Dane kindly accepted to answer a few questions about his experience in the UWA Medical Physics Research Group.

Introduction and your current position and role:

Hi my name is Dane, I graduated from a Master of Medical Physics at UWA in 2020 and am currently working as a Radiation Oncology Medical Physics Registrar at the Sunshine Peter Mac radiation therapy centre in Melbourne completing my training, education and assessment program.

Physics was always a subject I enjoyed for being able to learn about the world in its most fundamental form, however after my undergraduate in Engineering and Physics at UWA I was a bit lost as to how to make a meaningful career out of my skills and knowledge. This was until one day in 2018 I stumbled across a talk given by Pejman about studying a Master of Medical Physics at UWA; where the combination of interesting yet meaningful job prospects spoken in his calming voice allured me in. Fast forward almost 4 years and I’ve learnt more than I could have possibly imagined and am working at an amazing facility thanks to that moment.

What did you enjoy most about UWA, and Medical Physics research group?

Honestly I enjoyed the times I spent working on assessments with friends over coffee at the many beautiful libraries and cafes at UWA, there is just something about sharing a similar struggle with friends trying to decipher assignment questions together.

The Medical Physics research group is an invaluable part of this medical physics experience, I enjoyed both the mentorship and community that it provides. The right comments made by your peers at the Wednesday meetings can save you hours of research time! Fostering an environment like this group is so important to not only teach students important skills but nurture and inspire ideas that may improve the future of the field.

Can you give us your top three reasons to study Medical Physics?

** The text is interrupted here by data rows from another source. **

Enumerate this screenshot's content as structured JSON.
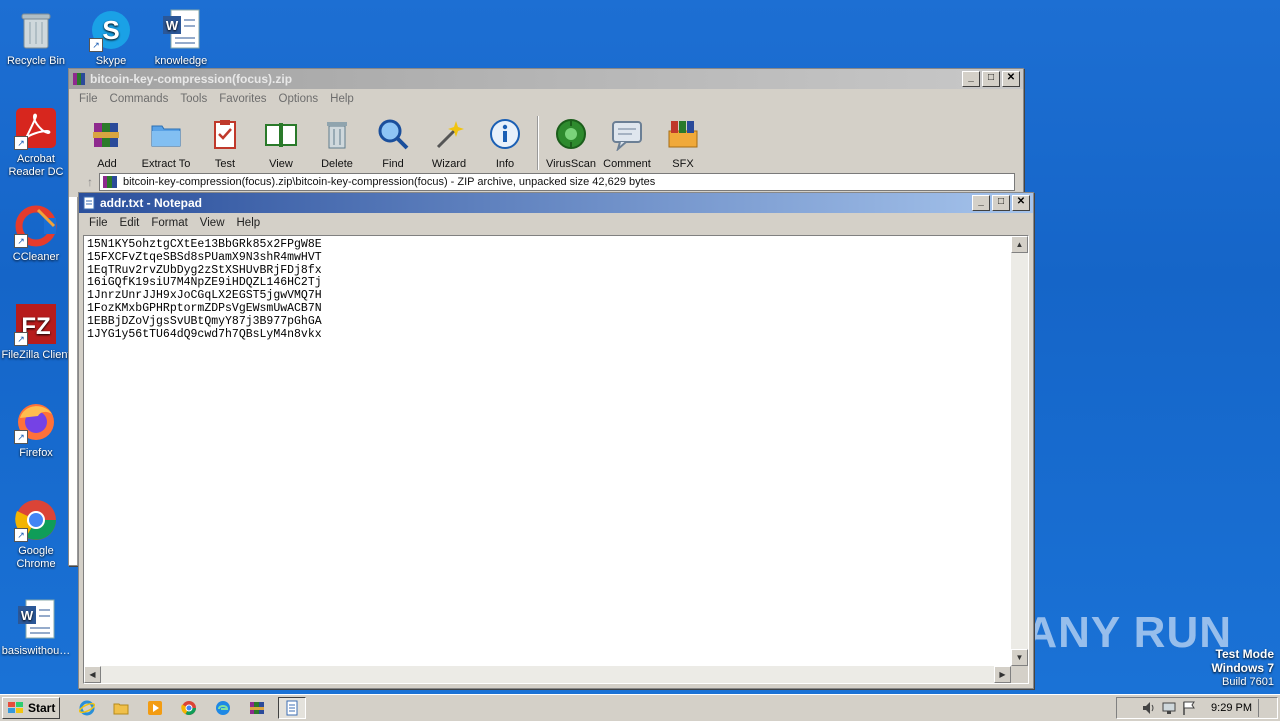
{
  "desktop": {
    "icons": [
      {
        "label": "Recycle Bin",
        "icon": "recycle-bin-icon"
      },
      {
        "label": "Skype",
        "icon": "skype-icon"
      },
      {
        "label": "knowledge",
        "icon": "word-doc-icon"
      },
      {
        "label": "Acrobat Reader DC",
        "icon": "acrobat-icon"
      },
      {
        "label": "CCleaner",
        "icon": "ccleaner-icon"
      },
      {
        "label": "FileZilla Client",
        "icon": "filezilla-icon"
      },
      {
        "label": "Firefox",
        "icon": "firefox-icon"
      },
      {
        "label": "Google Chrome",
        "icon": "chrome-icon"
      },
      {
        "label": "basiswithou…",
        "icon": "word-doc-icon"
      }
    ],
    "watermark": "ANY RUN",
    "test_mode": {
      "line1": "Test Mode",
      "line2": "Windows 7",
      "line3": "Build 7601"
    }
  },
  "winrar": {
    "title": "bitcoin-key-compression(focus).zip",
    "menu": [
      "File",
      "Commands",
      "Tools",
      "Favorites",
      "Options",
      "Help"
    ],
    "toolbar": [
      "Add",
      "Extract To",
      "Test",
      "View",
      "Delete",
      "Find",
      "Wizard",
      "Info",
      "VirusScan",
      "Comment",
      "SFX"
    ],
    "path": "bitcoin-key-compression(focus).zip\\bitcoin-key-compression(focus) - ZIP archive, unpacked size 42,629 bytes"
  },
  "notepad": {
    "title": "addr.txt - Notepad",
    "menu": [
      "File",
      "Edit",
      "Format",
      "View",
      "Help"
    ],
    "content": "15N1KY5ohztgCXtEe13BbGRk85x2FPgW8E\n15FXCFvZtqeSBSd8sPUamX9N3shR4mwHVT\n1EqTRuv2rvZUbDyg2zStXSHUvBRjFDj8fx\n16iGQfK19siU7M4NpZE9iHDQZL146HC2Tj\n1JnrzUnrJJH9xJoCGqLX2EGST5jgwVMQ7H\n1FozKMxbGPHRptormZDPsVgEWsmUwACB7N\n1EBBjDZoVjgsSvUBtQmyY87j3B977pGhGA\n1JYG1y56tTU64dQ9cwd7h7QBsLyM4n8vkx"
  },
  "taskbar": {
    "start_label": "Start",
    "clock": "9:29 PM"
  }
}
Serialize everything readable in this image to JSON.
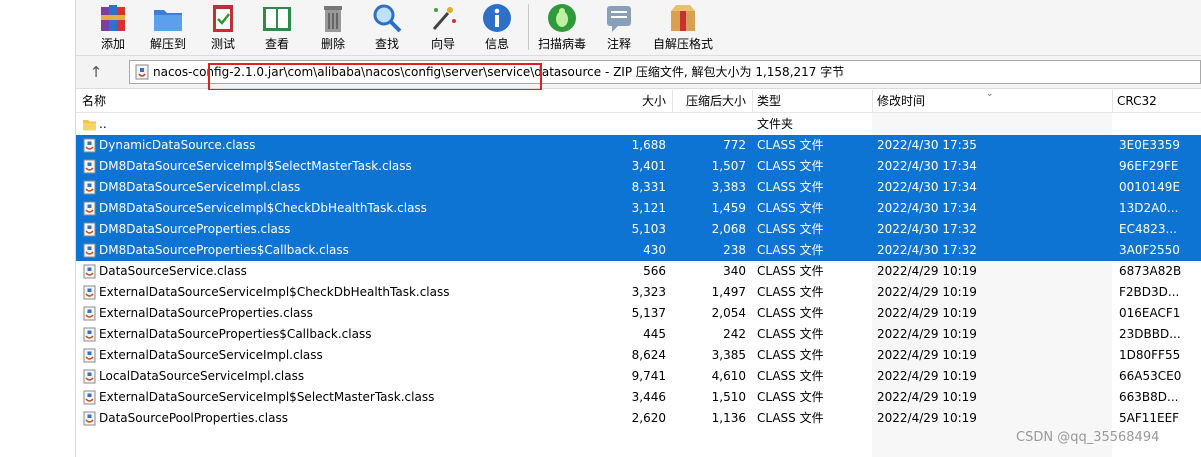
{
  "toolbar": {
    "buttons": [
      {
        "label": "添加",
        "icon": "add-archive-icon"
      },
      {
        "label": "解压到",
        "icon": "extract-to-folder-icon"
      },
      {
        "label": "测试",
        "icon": "test-clipboard-icon"
      },
      {
        "label": "查看",
        "icon": "view-book-icon"
      },
      {
        "label": "删除",
        "icon": "delete-trash-icon"
      },
      {
        "label": "查找",
        "icon": "find-magnifier-icon"
      },
      {
        "label": "向导",
        "icon": "wizard-wand-icon"
      },
      {
        "label": "信息",
        "icon": "info-icon"
      },
      {
        "label": "扫描病毒",
        "icon": "scan-virus-bug-icon"
      },
      {
        "label": "注释",
        "icon": "comment-icon"
      },
      {
        "label": "自解压格式",
        "icon": "sfx-box-icon"
      }
    ]
  },
  "address": {
    "path_prefix": "nacos-config-2.1.0.jar\\",
    "path_highlight": "com\\alibaba\\nacos\\config\\server\\service\\datasource",
    "path_suffix": " - ZIP 压缩文件, 解包大小为 1,158,217 字节"
  },
  "columns": {
    "name": "名称",
    "size": "大小",
    "packed": "压缩后大小",
    "type": "类型",
    "modified": "修改时间",
    "crc": "CRC32"
  },
  "rows": [
    {
      "name": "..",
      "size": "",
      "packed": "",
      "type": "文件夹",
      "modified": "",
      "crc": "",
      "selected": false,
      "kind": "folder"
    },
    {
      "name": "DynamicDataSource.class",
      "size": "1,688",
      "packed": "772",
      "type": "CLASS 文件",
      "modified": "2022/4/30 17:35",
      "crc": "3E0E3359",
      "selected": true,
      "kind": "file"
    },
    {
      "name": "DM8DataSourceServiceImpl$SelectMasterTask.class",
      "size": "3,401",
      "packed": "1,507",
      "type": "CLASS 文件",
      "modified": "2022/4/30 17:34",
      "crc": "96EF29FE",
      "selected": true,
      "kind": "file"
    },
    {
      "name": "DM8DataSourceServiceImpl.class",
      "size": "8,331",
      "packed": "3,383",
      "type": "CLASS 文件",
      "modified": "2022/4/30 17:34",
      "crc": "0010149E",
      "selected": true,
      "kind": "file"
    },
    {
      "name": "DM8DataSourceServiceImpl$CheckDbHealthTask.class",
      "size": "3,121",
      "packed": "1,459",
      "type": "CLASS 文件",
      "modified": "2022/4/30 17:34",
      "crc": "13D2A0...",
      "selected": true,
      "kind": "file"
    },
    {
      "name": "DM8DataSourceProperties.class",
      "size": "5,103",
      "packed": "2,068",
      "type": "CLASS 文件",
      "modified": "2022/4/30 17:32",
      "crc": "EC4823...",
      "selected": true,
      "kind": "file"
    },
    {
      "name": "DM8DataSourceProperties$Callback.class",
      "size": "430",
      "packed": "238",
      "type": "CLASS 文件",
      "modified": "2022/4/30 17:32",
      "crc": "3A0F2550",
      "selected": true,
      "kind": "file"
    },
    {
      "name": "DataSourceService.class",
      "size": "566",
      "packed": "340",
      "type": "CLASS 文件",
      "modified": "2022/4/29 10:19",
      "crc": "6873A82B",
      "selected": false,
      "kind": "file"
    },
    {
      "name": "ExternalDataSourceServiceImpl$CheckDbHealthTask.class",
      "size": "3,323",
      "packed": "1,497",
      "type": "CLASS 文件",
      "modified": "2022/4/29 10:19",
      "crc": "F2BD3D...",
      "selected": false,
      "kind": "file"
    },
    {
      "name": "ExternalDataSourceProperties.class",
      "size": "5,137",
      "packed": "2,054",
      "type": "CLASS 文件",
      "modified": "2022/4/29 10:19",
      "crc": "016EACF1",
      "selected": false,
      "kind": "file"
    },
    {
      "name": "ExternalDataSourceProperties$Callback.class",
      "size": "445",
      "packed": "242",
      "type": "CLASS 文件",
      "modified": "2022/4/29 10:19",
      "crc": "23DBBD...",
      "selected": false,
      "kind": "file"
    },
    {
      "name": "ExternalDataSourceServiceImpl.class",
      "size": "8,624",
      "packed": "3,385",
      "type": "CLASS 文件",
      "modified": "2022/4/29 10:19",
      "crc": "1D80FF55",
      "selected": false,
      "kind": "file"
    },
    {
      "name": "LocalDataSourceServiceImpl.class",
      "size": "9,741",
      "packed": "4,610",
      "type": "CLASS 文件",
      "modified": "2022/4/29 10:19",
      "crc": "66A53CE0",
      "selected": false,
      "kind": "file"
    },
    {
      "name": "ExternalDataSourceServiceImpl$SelectMasterTask.class",
      "size": "3,446",
      "packed": "1,510",
      "type": "CLASS 文件",
      "modified": "2022/4/29 10:19",
      "crc": "663B8D...",
      "selected": false,
      "kind": "file"
    },
    {
      "name": "DataSourcePoolProperties.class",
      "size": "2,620",
      "packed": "1,136",
      "type": "CLASS 文件",
      "modified": "2022/4/29 10:19",
      "crc": "5AF11EEF",
      "selected": false,
      "kind": "file"
    }
  ],
  "watermark": "CSDN @qq_35568494",
  "colors": {
    "selection": "#0d74d4",
    "highlight_box": "#e02020"
  }
}
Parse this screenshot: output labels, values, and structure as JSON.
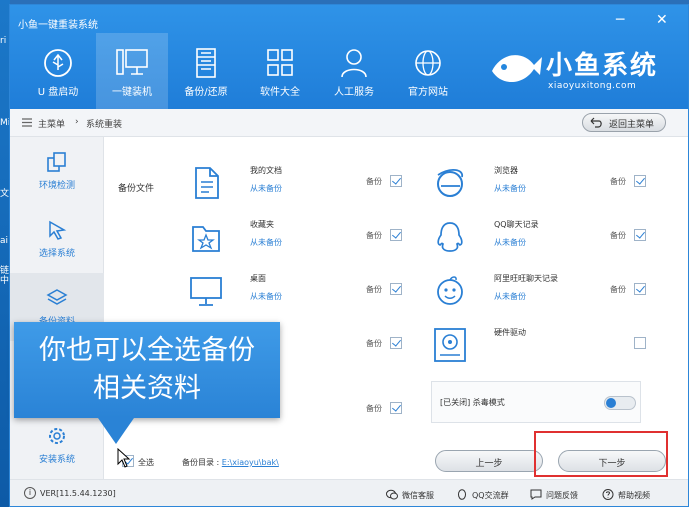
{
  "window": {
    "title": "小鱼一键重装系统",
    "minimize": "─",
    "close": "✕"
  },
  "desktop": {
    "labels": [
      "ri",
      "Mi",
      "文",
      "ai",
      "链",
      "中"
    ]
  },
  "nav": [
    {
      "label": "U 盘启动",
      "icon": "usb-icon"
    },
    {
      "label": "一键装机",
      "icon": "computer-icon",
      "active": true
    },
    {
      "label": "备份/还原",
      "icon": "server-icon"
    },
    {
      "label": "软件大全",
      "icon": "apps-grid-icon"
    },
    {
      "label": "人工服务",
      "icon": "person-icon"
    },
    {
      "label": "官方网站",
      "icon": "globe-icon"
    }
  ],
  "brand": {
    "name": "小鱼系统",
    "url": "xiaoyuxitong.com"
  },
  "breadcrumb": {
    "home": "主菜单",
    "sep": "›",
    "current": "系统重装",
    "back_label": "返回主菜单"
  },
  "sidebar": [
    {
      "label": "环境检测",
      "icon": "copy-icon"
    },
    {
      "label": "选择系统",
      "icon": "pointer-icon"
    },
    {
      "label": "备份资料",
      "icon": "layers-icon",
      "active": true
    },
    {
      "label": "安装系统",
      "icon": "gear-icon"
    }
  ],
  "section_label": "备份文件",
  "backup_items_left": [
    {
      "name": "我的文档",
      "status": "从未备份",
      "icon": "document-icon",
      "checked": true
    },
    {
      "name": "收藏夹",
      "status": "从未备份",
      "icon": "favorites-folder-icon",
      "checked": true
    },
    {
      "name": "桌面",
      "status": "从未备份",
      "icon": "monitor-icon",
      "checked": true
    },
    {
      "name": "",
      "status": "",
      "icon": "",
      "checked": true
    },
    {
      "name": "",
      "status": "",
      "icon": "",
      "checked": true
    }
  ],
  "backup_items_right": [
    {
      "name": "浏览器",
      "status": "从未备份",
      "icon": "browser-icon",
      "checked": true
    },
    {
      "name": "QQ聊天记录",
      "status": "从未备份",
      "icon": "qq-icon",
      "checked": true
    },
    {
      "name": "阿里旺旺聊天记录",
      "status": "从未备份",
      "icon": "wangwang-icon",
      "checked": true
    },
    {
      "name": "硬件驱动",
      "status": "",
      "icon": "driver-icon",
      "checked": false
    }
  ],
  "checkbox_label": "备份",
  "antivirus": {
    "label": "[已关闭] 杀毒模式",
    "on": false
  },
  "select_all": {
    "label": "全选",
    "checked": true
  },
  "backup_dir": {
    "label": "备份目录 :",
    "path": "E:\\xiaoyu\\bak\\"
  },
  "buttons": {
    "prev": "上一步",
    "next": "下一步"
  },
  "callout": {
    "line1": "你也可以全选备份",
    "line2": "相关资料"
  },
  "footer": {
    "version": "VER[11.5.44.1230]",
    "links": [
      "微信客服",
      "QQ交流群",
      "问题反馈",
      "帮助视频"
    ]
  },
  "colors": {
    "header": "#2386de",
    "accent": "#2a7fd4",
    "highlight": "#e03030"
  }
}
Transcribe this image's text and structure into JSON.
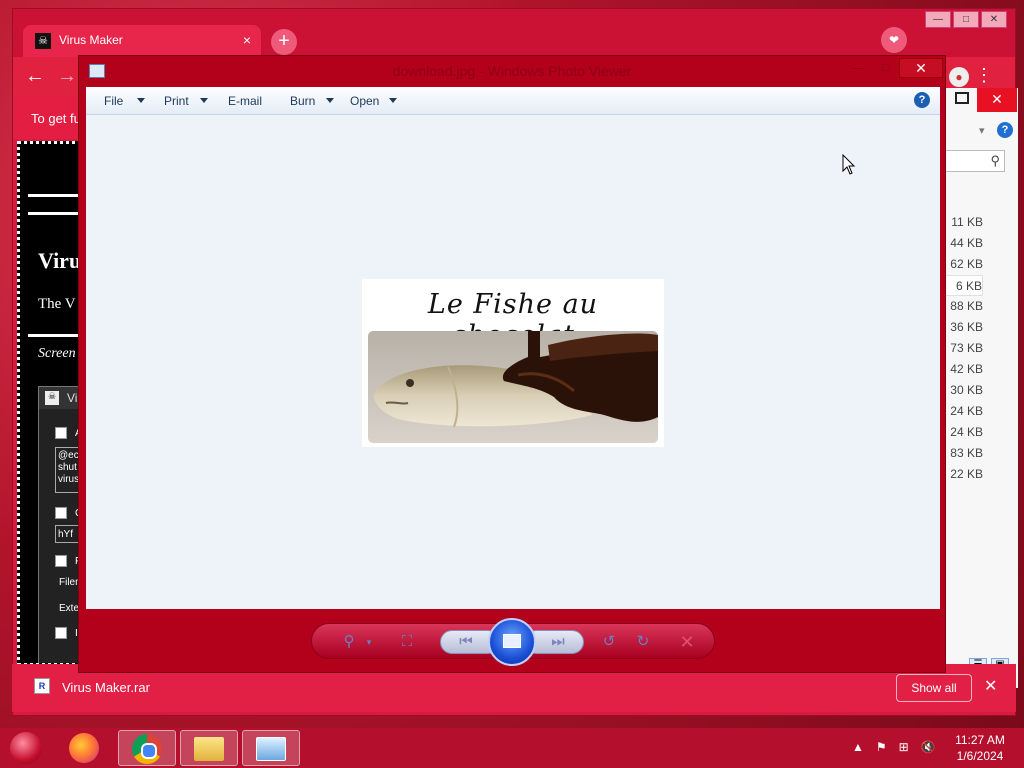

  1. Medical Physics is the rare balance of applying the cool yet difficult-to-solve physics principles to directly helping others;

  2. It's the most sci-fi field you can work in that isn't being an astronaut. I mean it includes destroying cancer with radiation from linear accelerators (in an extremely safe manner of course);

  3. Studying Medical Physics at UWA was the best university experience I had. The program was so well put together combining career-relevant theory with practical content, in smaller classes that made for a very special experience.

How do you feel you have made a difference in your field of research?

Given my thesis field of dynamic PET imaging analysis, I don't feel I've made a significant difference so much as it's made a significant difference to me! It taught me a tremendous amount of research and science communication skills. While the application of my research isn't something quite ready to be used in clinic, I could definitely see myself coming back to the field with a new practical (and slightly wiser) perspective earned from my TEAP training.

What is your best advice to current students and Medical Physics applicants?

Safest bet is to firstly take Pejman's advice, there's a reason why Medical Physics graduates from UWA are among the most successful in the field.

If I must add something it would be more social and know it is okay to not know everything! So much of what will give you an edge is not just what is in Podgorsak but questions asked to those who are working in the field and conversations had among your peers.